Call of Duty: Warzone is the game that literally eats up your SSD. At a hefty 125 GB—yes, 125 GB for just Warzone alone—you’ll find yourself with little to no room left for the games that actually deserve to be on your drive. For those of us with older SSDs (you know, the ones that were only 160GB), you might be looking at the tragic reality of having to delete half of your game library just to make room for the latest update. Because who needs more than four AAA titles like Left 4 Dead 2 or The Witcher 3 when you could stuff your SSD with pure Call of Duty frustration?

Sure, those four games might actually have better replayability, more compelling mechanics, and run at a smooth 60fps, but who cares when you can sacrifice your SSD’s health and your sanity with Warzone? All for the privilege of playing a game where you’ll spend 90% of your time rage-quitting because of hackers, lag, and literally everything that’s wrong with the game, but hey, at least you can do it in 125 GB of pure, unoptimized hell.

Seriously, you can literally fit The Witcher 3, Left 4 Dead 2, Fallout 4, and Dark Souls III on a drive that could barely handle Warzone, and guess what? Those games have actual replayability and don’t cost you an arm and a leg in storage (or sales).

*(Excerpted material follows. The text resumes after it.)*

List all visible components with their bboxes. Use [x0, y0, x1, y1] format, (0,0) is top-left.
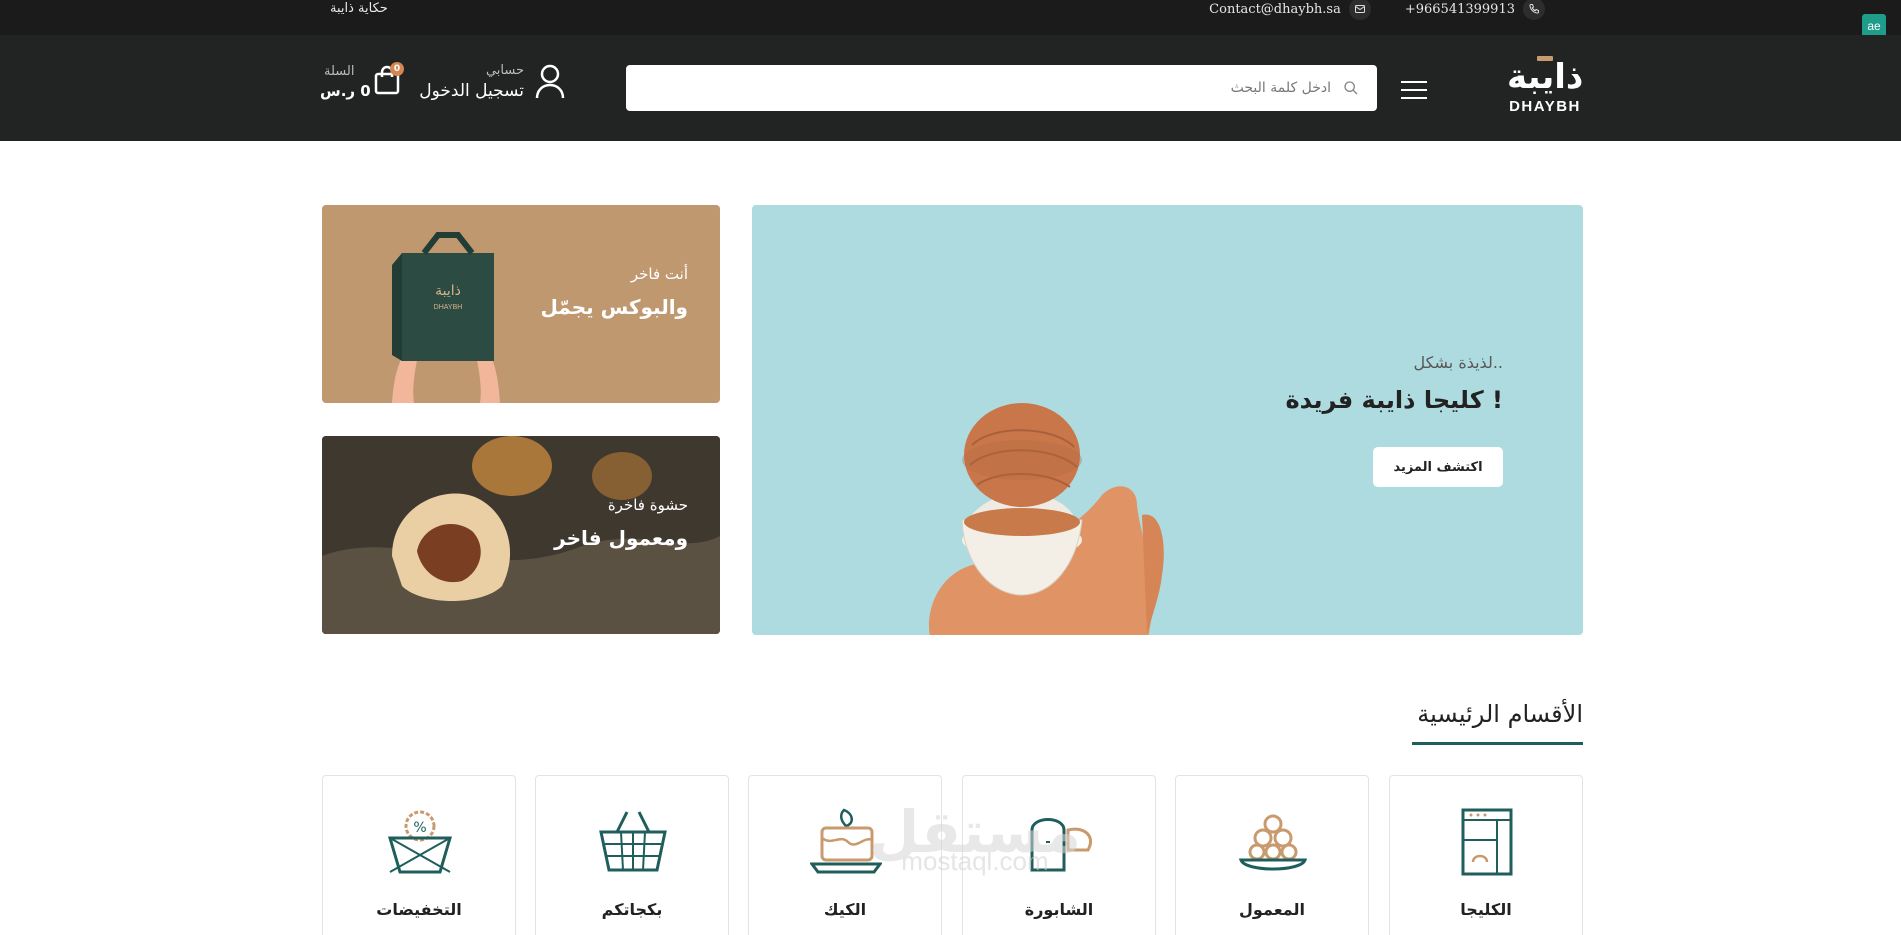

Yet here you are, considering deleting them to make room for Warzone’s next 20 GB update that does nothing but add a new skin to the battle pass...


Battle Royale Today: A Genre That Refuses to Die

Despite years of complaints, broken mechanics, and questionable balancing, the Battle Royale genre is still alive and kicking. Whether it’s Apex’s movement, Fortnite’s ridiculous crossovers, or Warzone’s never-ending hacker plague, there’s always something keeping people coming back for more.

At the end of the day, Battle Royale games are like gambling—you lose 90% of the time, but that one game where everything goes right? That’s what keeps you hooked.